What this book covers
Chapter 1, Introduction to Algorithmic Trading and the TradeStation Platform, aims to define what is meant by algorithmic trading in this book and to introduce the TradeStation platform features.
Chapter 2, Getting Hands-On with EasyLanguage, provides a basic EasyLanguage training course.
Chapter 3, Writing a Trend Strategy, shows you how to develop a trend-following strategy in the stock market, providing the rationale behind trends, a strategy development method, and the programming code.
Chapter 4, Strategy Backtesting and Validation, provides the methodology for backtesting and validating algorithmic strategies using EasyLanguage and TradeStation.
Chapter 5, Reversal Strategies, demonstrates how to develop a reversal strategy in the stock market, providing the rationale behind reversals, a strategy development method, and the programming code.
Chapter 6, Trend Pullback Strategies, explains how to use the techniques learned in Chapters 3 and 5 to merge the two methodologies in order to create Trend Pullback trading strategies.
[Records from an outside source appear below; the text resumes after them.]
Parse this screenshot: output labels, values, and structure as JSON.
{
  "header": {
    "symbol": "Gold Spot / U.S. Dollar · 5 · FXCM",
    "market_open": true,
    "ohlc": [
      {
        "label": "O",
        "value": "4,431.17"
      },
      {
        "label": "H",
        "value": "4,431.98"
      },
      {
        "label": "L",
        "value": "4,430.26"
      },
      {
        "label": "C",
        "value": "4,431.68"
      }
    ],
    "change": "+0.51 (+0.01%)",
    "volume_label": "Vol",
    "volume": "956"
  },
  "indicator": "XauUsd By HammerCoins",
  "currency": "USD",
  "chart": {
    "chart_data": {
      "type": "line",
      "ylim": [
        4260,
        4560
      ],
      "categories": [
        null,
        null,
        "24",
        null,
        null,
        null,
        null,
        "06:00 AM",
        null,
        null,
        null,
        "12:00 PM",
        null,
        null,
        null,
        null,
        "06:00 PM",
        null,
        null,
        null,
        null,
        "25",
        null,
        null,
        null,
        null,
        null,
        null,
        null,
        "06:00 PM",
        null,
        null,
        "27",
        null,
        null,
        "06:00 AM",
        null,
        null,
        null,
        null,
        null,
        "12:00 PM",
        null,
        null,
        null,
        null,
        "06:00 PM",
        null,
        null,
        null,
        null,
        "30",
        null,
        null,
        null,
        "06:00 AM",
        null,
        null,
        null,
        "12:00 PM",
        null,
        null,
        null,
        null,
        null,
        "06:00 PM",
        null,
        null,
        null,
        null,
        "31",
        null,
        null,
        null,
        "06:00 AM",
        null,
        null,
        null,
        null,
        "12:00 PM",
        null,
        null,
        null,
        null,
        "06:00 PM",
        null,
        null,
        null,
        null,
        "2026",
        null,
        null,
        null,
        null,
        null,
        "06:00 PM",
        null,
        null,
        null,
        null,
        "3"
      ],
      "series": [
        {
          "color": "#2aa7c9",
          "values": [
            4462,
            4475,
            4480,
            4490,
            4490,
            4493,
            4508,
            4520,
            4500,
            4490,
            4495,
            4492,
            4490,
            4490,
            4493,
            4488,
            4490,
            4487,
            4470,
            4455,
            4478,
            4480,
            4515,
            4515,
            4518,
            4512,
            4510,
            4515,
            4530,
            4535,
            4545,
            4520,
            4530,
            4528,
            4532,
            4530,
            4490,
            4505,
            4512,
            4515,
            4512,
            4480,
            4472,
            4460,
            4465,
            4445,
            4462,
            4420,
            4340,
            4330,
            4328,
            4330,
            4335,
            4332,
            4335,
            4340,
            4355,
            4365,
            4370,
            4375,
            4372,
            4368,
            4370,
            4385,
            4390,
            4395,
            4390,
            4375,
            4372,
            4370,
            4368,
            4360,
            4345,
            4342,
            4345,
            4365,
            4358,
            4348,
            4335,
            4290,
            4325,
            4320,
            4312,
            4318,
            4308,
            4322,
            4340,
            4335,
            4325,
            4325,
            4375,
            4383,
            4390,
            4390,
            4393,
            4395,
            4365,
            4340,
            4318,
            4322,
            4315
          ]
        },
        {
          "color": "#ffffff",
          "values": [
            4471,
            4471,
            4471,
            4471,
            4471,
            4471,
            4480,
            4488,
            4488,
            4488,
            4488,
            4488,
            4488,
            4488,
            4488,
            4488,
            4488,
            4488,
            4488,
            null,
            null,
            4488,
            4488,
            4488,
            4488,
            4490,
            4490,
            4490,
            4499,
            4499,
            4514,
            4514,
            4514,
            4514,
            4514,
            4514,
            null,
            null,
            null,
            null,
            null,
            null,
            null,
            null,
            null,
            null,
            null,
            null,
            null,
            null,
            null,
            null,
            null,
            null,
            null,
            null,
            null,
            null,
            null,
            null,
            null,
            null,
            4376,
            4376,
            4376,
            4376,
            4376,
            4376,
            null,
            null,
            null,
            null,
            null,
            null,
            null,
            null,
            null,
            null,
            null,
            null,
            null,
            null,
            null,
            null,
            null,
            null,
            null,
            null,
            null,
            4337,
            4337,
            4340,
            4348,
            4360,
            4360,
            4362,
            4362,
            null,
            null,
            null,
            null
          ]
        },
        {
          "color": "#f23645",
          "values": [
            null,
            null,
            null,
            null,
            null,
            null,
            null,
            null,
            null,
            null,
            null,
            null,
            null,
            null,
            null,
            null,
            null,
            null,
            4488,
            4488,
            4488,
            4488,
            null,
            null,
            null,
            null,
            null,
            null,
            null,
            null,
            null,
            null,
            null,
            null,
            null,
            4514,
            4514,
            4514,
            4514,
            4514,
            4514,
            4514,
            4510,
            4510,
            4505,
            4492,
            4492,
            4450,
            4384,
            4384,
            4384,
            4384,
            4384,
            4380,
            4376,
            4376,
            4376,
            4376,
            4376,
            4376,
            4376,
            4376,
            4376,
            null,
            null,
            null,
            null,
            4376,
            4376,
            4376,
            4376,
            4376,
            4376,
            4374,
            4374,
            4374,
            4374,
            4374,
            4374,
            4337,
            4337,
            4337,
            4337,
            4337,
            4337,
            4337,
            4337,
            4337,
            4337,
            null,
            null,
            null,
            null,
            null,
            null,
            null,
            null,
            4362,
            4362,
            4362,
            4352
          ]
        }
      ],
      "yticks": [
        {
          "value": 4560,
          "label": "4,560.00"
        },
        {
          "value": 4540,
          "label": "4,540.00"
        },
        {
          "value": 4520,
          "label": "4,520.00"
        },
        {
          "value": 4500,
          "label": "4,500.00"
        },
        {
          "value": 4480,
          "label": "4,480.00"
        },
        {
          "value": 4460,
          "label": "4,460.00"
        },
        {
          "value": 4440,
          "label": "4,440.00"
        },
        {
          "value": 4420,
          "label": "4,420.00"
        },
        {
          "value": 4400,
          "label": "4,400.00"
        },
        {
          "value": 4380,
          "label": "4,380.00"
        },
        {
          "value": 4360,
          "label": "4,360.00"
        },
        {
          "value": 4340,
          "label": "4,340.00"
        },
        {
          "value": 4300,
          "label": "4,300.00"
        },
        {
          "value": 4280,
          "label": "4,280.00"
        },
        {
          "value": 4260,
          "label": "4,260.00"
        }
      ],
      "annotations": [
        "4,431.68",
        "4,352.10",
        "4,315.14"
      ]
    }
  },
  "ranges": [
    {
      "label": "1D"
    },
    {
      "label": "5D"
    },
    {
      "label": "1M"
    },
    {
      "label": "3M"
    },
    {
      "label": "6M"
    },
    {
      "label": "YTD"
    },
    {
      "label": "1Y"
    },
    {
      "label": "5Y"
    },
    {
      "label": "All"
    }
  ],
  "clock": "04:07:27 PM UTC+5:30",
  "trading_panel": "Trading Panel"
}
Chapter 7, Risk Management, addresses the critical aspect of managing financial risk in trading. While previous chapters have focused on identifying optimal entry points for trades, this chapter emphasizes the importance of managing risk through effective exits and position sizing. Given the inherent unpredictability of financial markets, controlling how much one is willing to risk is paramount.
Chapter 8, Futures and Forex Algorithmic Trading, explains how Futures and Forex offer numerous trading opportunities on uncorrelated instruments, allowing for both long and short positions; this chapter demonstrates how to use TradeStation and EasyLanguage for algorithmic trading in this vast market.
Chapter 9, The Trading Operational Plan, provides a step-by-step guide on how to set up TradeStation to create and execute an operational trading plan.
Chapter 10, EasyLanguage in AI – Bridging Traditional Trading and Advanced Analytics, explains how to integrate TradeStation with various AI models, creating dashboards that combine proven market monitoring and trading techniques with advanced AI tools.
Chapter 11, EasyLanguage for Machine Learning, explains how to program EasyLanguage for machine learning in pattern recognition, by exploring one of the earliest supervised machine learning experiments conducted by the British scientist Sir R. Fisher in the 1930s.